Shortly thereafter, I became the CEO of Morphic Therapeutic, an early-stage biotech discovery company. And while I was not a discovery scientist, and their innovation was not in the wheelhouse of my specific expertise, I was not looking to re-create my tried-and-true experiences in later-stage clinical development and business development. This was about, as Confucius said, “…realizing we only have one life,” and building something important from scratch. This meant getting to the edge. It meant believing in a mission and giving it your all.
As I have reflected on this more, I have realized this was a very different experience than anything I remember from my 20s or 30s.
Call it a midlife crisis, but this “second journey” felt very different than the first.

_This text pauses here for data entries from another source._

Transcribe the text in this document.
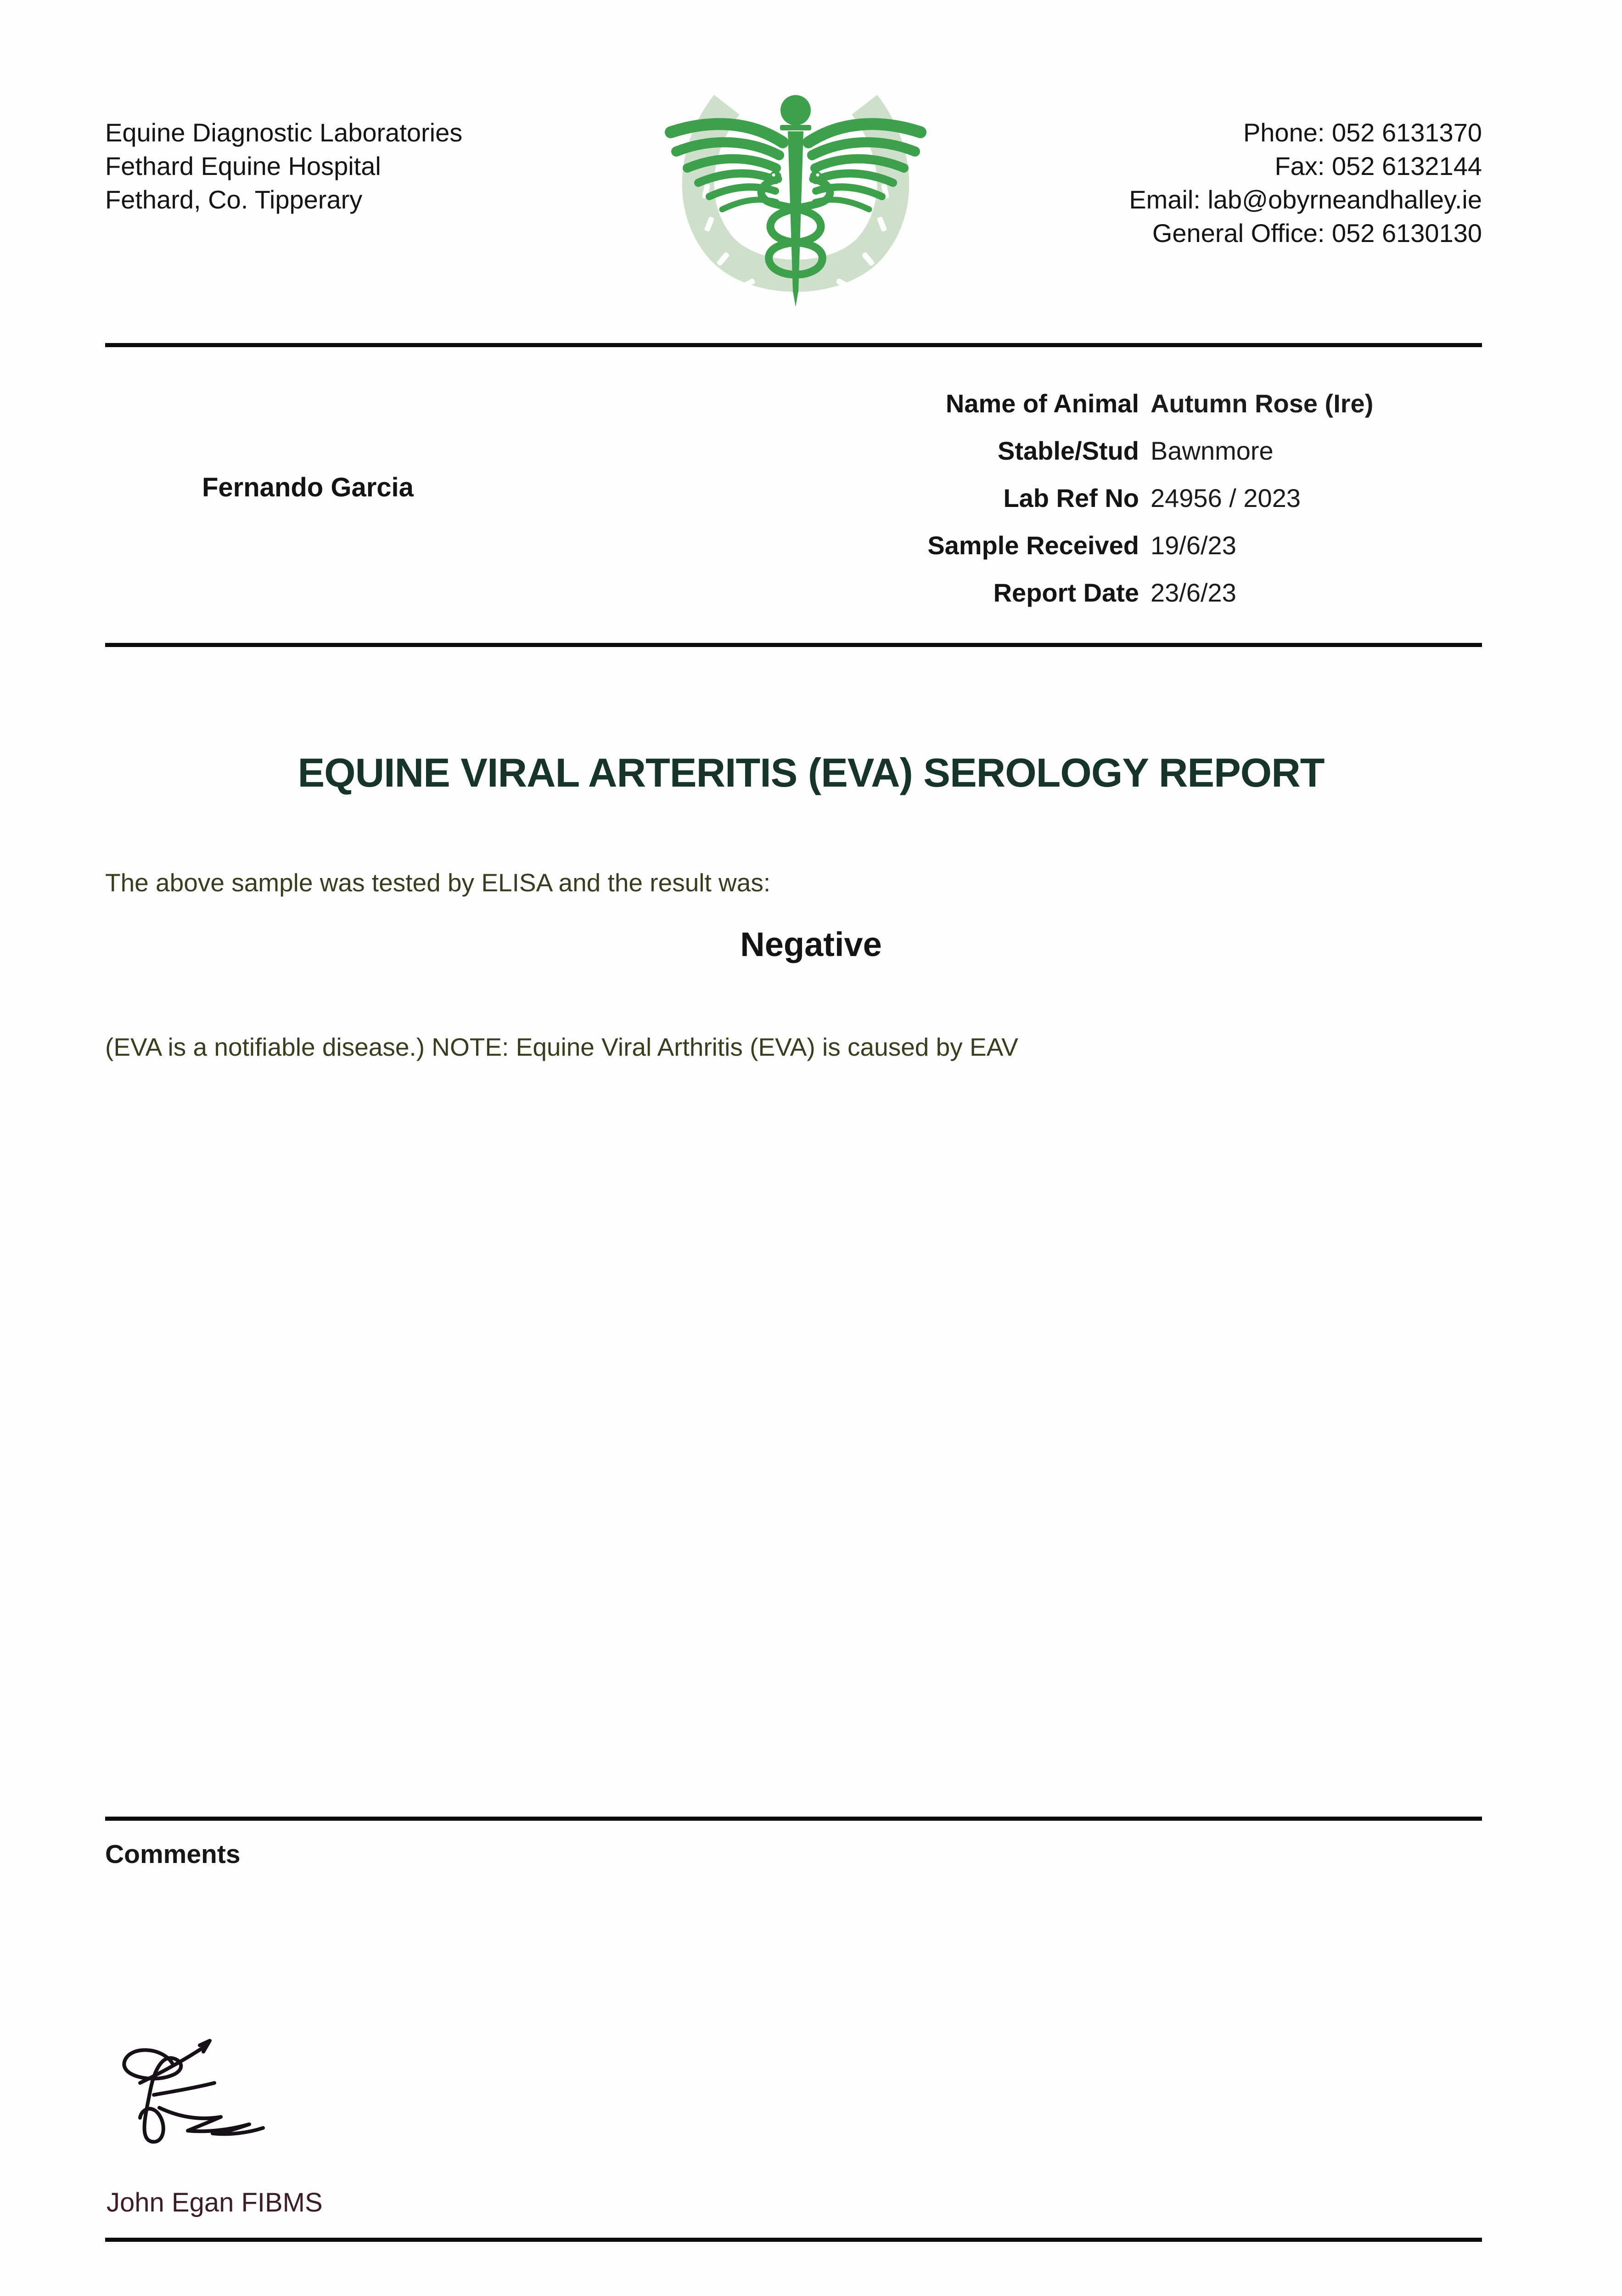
Equine Diagnostic Laboratories
Fethard Equine Hospital
Fethard, Co. Tipperary
Phone: 052 6131370
Fax: 052 6132144
Email: lab@obyrneandhalley.ie
General Office: 052 6130130
Fernando Garcia
Name of Animal Autumn Rose (Ire)
Stable/Stud Bawnmore
Lab Ref No 24956 / 2023
Sample Received 19/6/23
Report Date 23/6/23
EQUINE VIRAL ARTERITIS (EVA) SEROLOGY REPORT
The above sample was tested by ELISA and the result was:
Negative
(EVA is a notifiable disease.) NOTE: Equine Viral Arthritis (EVA) is caused by EAV
Comments
John Egan FIBMS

In the first one, in your twenties, it is much more about exploration. It’s about wonder and awe, imagining all the things you might one day do, and then trying as many of them as you can. It’s about spending time in a foreign country for a few months, or making friends just by sitting around and talking. Your twenties are a time when the future feels infinite, and you have almost no sense of when “the end of the road” will ever come.
The second journey, in your 40s and 50s, begins when you realize you’re not going to live forever (and perhaps not even that long)—which is exactly where I was when I joined Morphic. Rather than being morbid, it was revealing.

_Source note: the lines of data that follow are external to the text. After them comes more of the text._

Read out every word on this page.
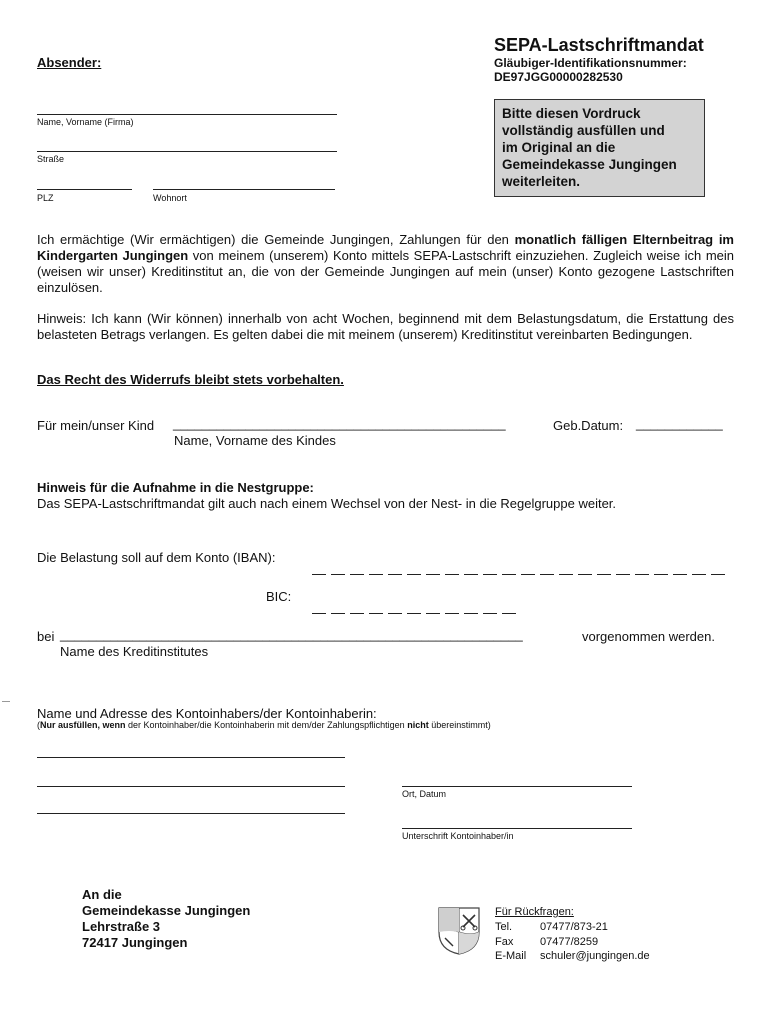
Absender:
SEPA-Lastschriftmandat
Gläubiger-Identifikationsnummer:
DE97JGG00000282530
Name, Vorname (Firma)
Straße
PLZ	Wohnort
Bitte diesen Vordruck
vollständig ausfüllen und
im Original an die
Gemeindekasse Jungingen
weiterleiten.
Ich ermächtige (Wir ermächtigen) die Gemeinde Jungingen, Zahlungen für den monatlich fälligen Elternbeitrag im Kindergarten Jungingen von meinem (unserem) Konto mittels SEPA-Lastschrift einzuziehen. Zugleich weise ich mein (weisen wir unser) Kreditinstitut an, die von der Gemeinde Jungingen auf mein (unser) Konto gezogene Lastschriften einzulösen.
Hinweis: Ich kann (Wir können) innerhalb von acht Wochen, beginnend mit dem Belastungsdatum, die Erstattung des belasteten Betrags verlangen. Es gelten dabei die mit meinem (unserem) Kreditinstitut vereinbarten Bedingungen.
Das Recht des Widerrufs bleibt stets vorbehalten.
Für mein/unser Kind ______________________________________________	Geb.Datum: ____________
Name, Vorname des Kindes
Hinweis für die Aufnahme in die Nestgruppe:
Das SEPA-Lastschriftmandat gilt auch nach einem Wechsel von der Nest- in die Regelgruppe weiter.
Die Belastung soll auf dem Konto (IBAN):
BIC:
bei ________________________________________________________________	vorgenommen werden.
Name des Kreditinstitutes
Name und Adresse des Kontoinhabers/der Kontoinhaberin:
(Nur ausfüllen, wenn der Kontoinhaber/die Kontoinhaberin mit dem/der Zahlungspflichtigen nicht übereinstimmt)
Ort, Datum
Unterschrift Kontoinhaber/in
An die
Gemeindekasse Jungingen
Lehrstraße 3
72417 Jungingen
Für Rückfragen:
Tel.	07477/873-21
Fax 07477/8259
E-Mail schuler@jungingen.de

This second half of life asks us to be rebellious, but in a very different way from our youth. Instead of rebelling against social norms, rules, authority figures, or what have you, we are asked to rebel against risk itself. Everything looks risky. It’s the reason we default to what is predictable, and stick to long-term habits and routines, regardless of whether they’ve led to diminishing returns. It all seems very logical: why put everything you have on the line?
Because you can. Because the other option is to be bold, daring, and gutsy. Suddenly it doesn’t seem as much a choice—think back to who you admire.
They were far less concerned with holding on to what they have; making sure things stayed the same, and dared to push themselves to the edge of their skills again, and again.
I struggled to find a word that captures that second journey—but recently discovered “fallure.”
Jim Collins, author of Good to Great: Why Some Companies Make The Leap And Others Don’t, captures it in an article where he outlines the difference between “failure” and “fallure.” It’s called Hitting The Wall: Realizing That Vertical Limits Aren’t—and the difference is subtle, but important.
In “fallure,” he says, you still fail to get up the route but you never let go. Going for “fallure” means full, one-hundred percent commitment to go up, despite the odds against you. Sure, you might only have a twenty percent chance of actually pulling through. Or maybe you’ll surprise yourself, and be able to hang on at the very end longer than you thought (or long enough to pull through altogether). Either way, it doesn’t matter. Because as long as you keep pushing, you will continue learning about yourself and your potential.
Your first calling is one of exploration. The daring people we admire; we worship—their calling is something altogether different. That’s “fallure.”